Since you are into signal processing, you might like the proof using Parseval's theorem. I have paraphrased this into the signal processing language from the original proof #4 of Robin Chapman's collection of proofs.
Let $e_n = e^{2\pi inx}$ where $n \in \mathbb Z$. Let $f(x) = x$ in the interval $[0,1]$ and we compute its Fourier series
$$ f (x) = \sum_n a_n e^{2\pi inx}.$$
Now, in your terms, Parseval's theorem would mean that the energy computation in the time domain is identical to the energy computation in the frequence domain. To compute energy in the time domain, we integrate the square of the abs. value of the function, and to compute energy in the Frequency domain, we sum the squares of the abs. values of the Fourier coefficients.

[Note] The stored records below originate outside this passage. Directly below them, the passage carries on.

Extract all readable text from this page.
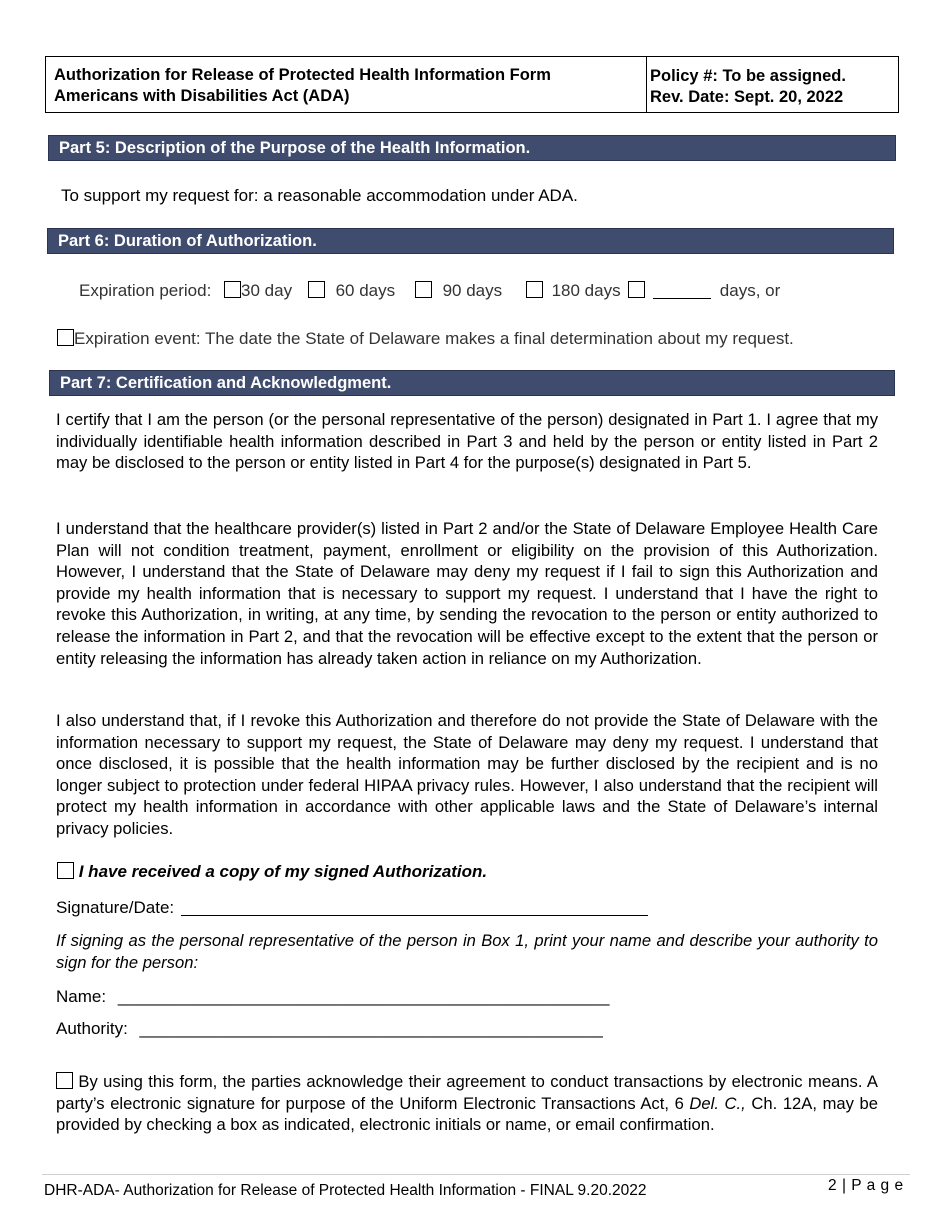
Authorization for Release of Protected Health Information Form
Americans with Disabilities Act (ADA)
Policy #: To be assigned.
Rev. Date: Sept. 20, 2022
Part 5: Description of the Purpose of the Health Information.
To support my request for: a reasonable accommodation under ADA.
Part 6: Duration of Authorization.
Expiration period: 30 day	60 days	90 days	180 days	days, or
Expiration event: The date the State of Delaware makes a final determination about my request.
Part 7: Certification and Acknowledgment.
I certify that I am the person (or the personal representative of the person) designated in Part 1. I agree that my individually identifiable health information described in Part 3 and held by the person or entity listed in Part 2 may be disclosed to the person or entity listed in Part 4 for the purpose(s) designated in Part 5.
I understand that the healthcare provider(s) listed in Part 2 and/or the State of Delaware Employee Health Care Plan will not condition treatment, payment, enrollment or eligibility on the provision of this Authorization. However, I understand that the State of Delaware may deny my request if I fail to sign this Authorization and provide my health information that is necessary to support my request. I understand that I have the right to revoke this Authorization, in writing, at any time, by sending the revocation to the person or entity authorized to release the information in Part 2, and that the revocation will be effective except to the extent that the person or entity releasing the information has already taken action in reliance on my Authorization.
I also understand that, if I revoke this Authorization and therefore do not provide the State of Delaware with the information necessary to support my request, the State of Delaware may deny my request. I understand that once disclosed, it is possible that the health information may be further disclosed by the recipient and is no longer subject to protection under federal HIPAA privacy rules. However, I also understand that the recipient will protect my health information in accordance with other applicable laws and the State of Delaware’s internal privacy policies.
I have received a copy of my signed Authorization.
Signature/Date:
If signing as the personal representative of the person in Box 1, print your name and describe your authority to sign for the person:
Name: ____________________________________________________
Authority: _________________________________________________
By using this form, the parties acknowledge their agreement to conduct transactions by electronic means. A party’s electronic signature for purpose of the Uniform Electronic Transactions Act, 6 Del. C., Ch. 12A, may be provided by checking a box as indicated, electronic initials or name, or email confirmation.
DHR-ADA- Authorization for Release of Protected Health Information - FINAL 9.20.2022	2 | P a g e
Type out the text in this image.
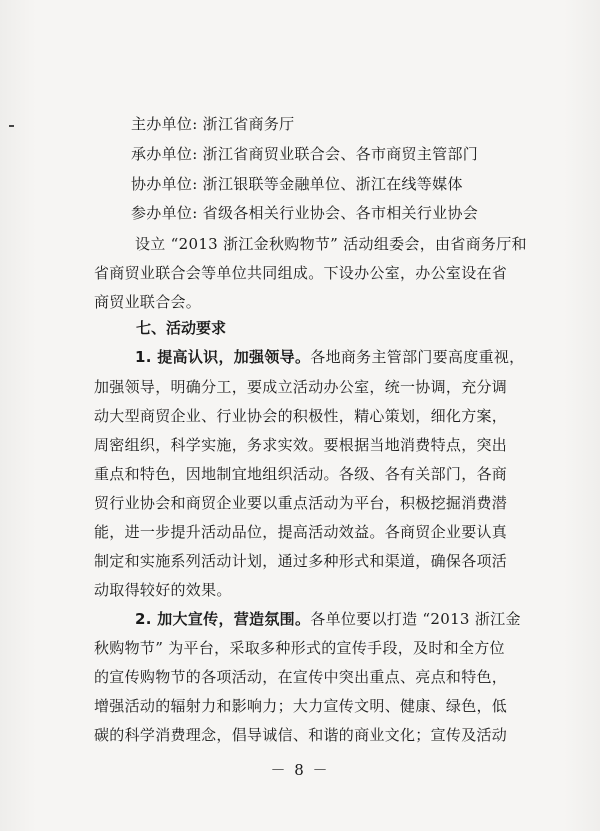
主办单位: 浙江省商务厅
承办单位: 浙江省商贸业联合会、各市商贸主管部门
协办单位: 浙江银联等金融单位、浙江在线等媒体
参办单位: 省级各相关行业协会、各市相关行业协会
设立 “2013 浙江金秋购物节” 活动组委会，由省商务厅和
省商贸业联合会等单位共同组成。下设办公室，办公室设在省
商贸业联合会。
七、活动要求
1. 提高认识，加强领导。各地商务主管部门要高度重视，
加强领导，明确分工，要成立活动办公室，统一协调，充分调
动大型商贸企业、行业协会的积极性，精心策划，细化方案，
周密组织，科学实施，务求实效。要根据当地消费特点，突出
重点和特色，因地制宜地组织活动。各级、各有关部门，各商
贸行业协会和商贸企业要以重点活动为平台，积极挖掘消费潜
能，进一步提升活动品位，提高活动效益。各商贸企业要认真
制定和实施系列活动计划，通过多种形式和渠道，确保各项活
动取得较好的效果。
2. 加大宣传，营造氛围。各单位要以打造 “2013 浙江金
秋购物节” 为平台，采取多种形式的宣传手段，及时和全方位
的宣传购物节的各项活动，在宣传中突出重点、亮点和特色，
增强活动的辐射力和影响力；大力宣传文明、健康、绿色，低
碳的科学消费理念，倡导诚信、和谐的商业文化；宣传及活动
－ 8 －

So,
$$ \int_0^1 x^2 dx\ =\ \sum |a_n|^2$$
As R. Chapman remarks, the left side is $1/3$, and we have $a_0 = 1/2$ and $a_n = 1/2\pi in$ for $n \neq 0$. So the above simplifies to
$$ \frac{1}{3} = \frac{1}{4} + \underset{n\in \mathbb Z , n \neq 0}{\sum} \frac{1}{4\pi n^2}$$
from which the result follows.
Incidentally, note here that the explicit calculation was not necessary to prove finite energy. The much simpler way is to note that your signal can be bounded by the Fourier series of some other signal, and then observe that energy of that signal as seen in the time domain is finite.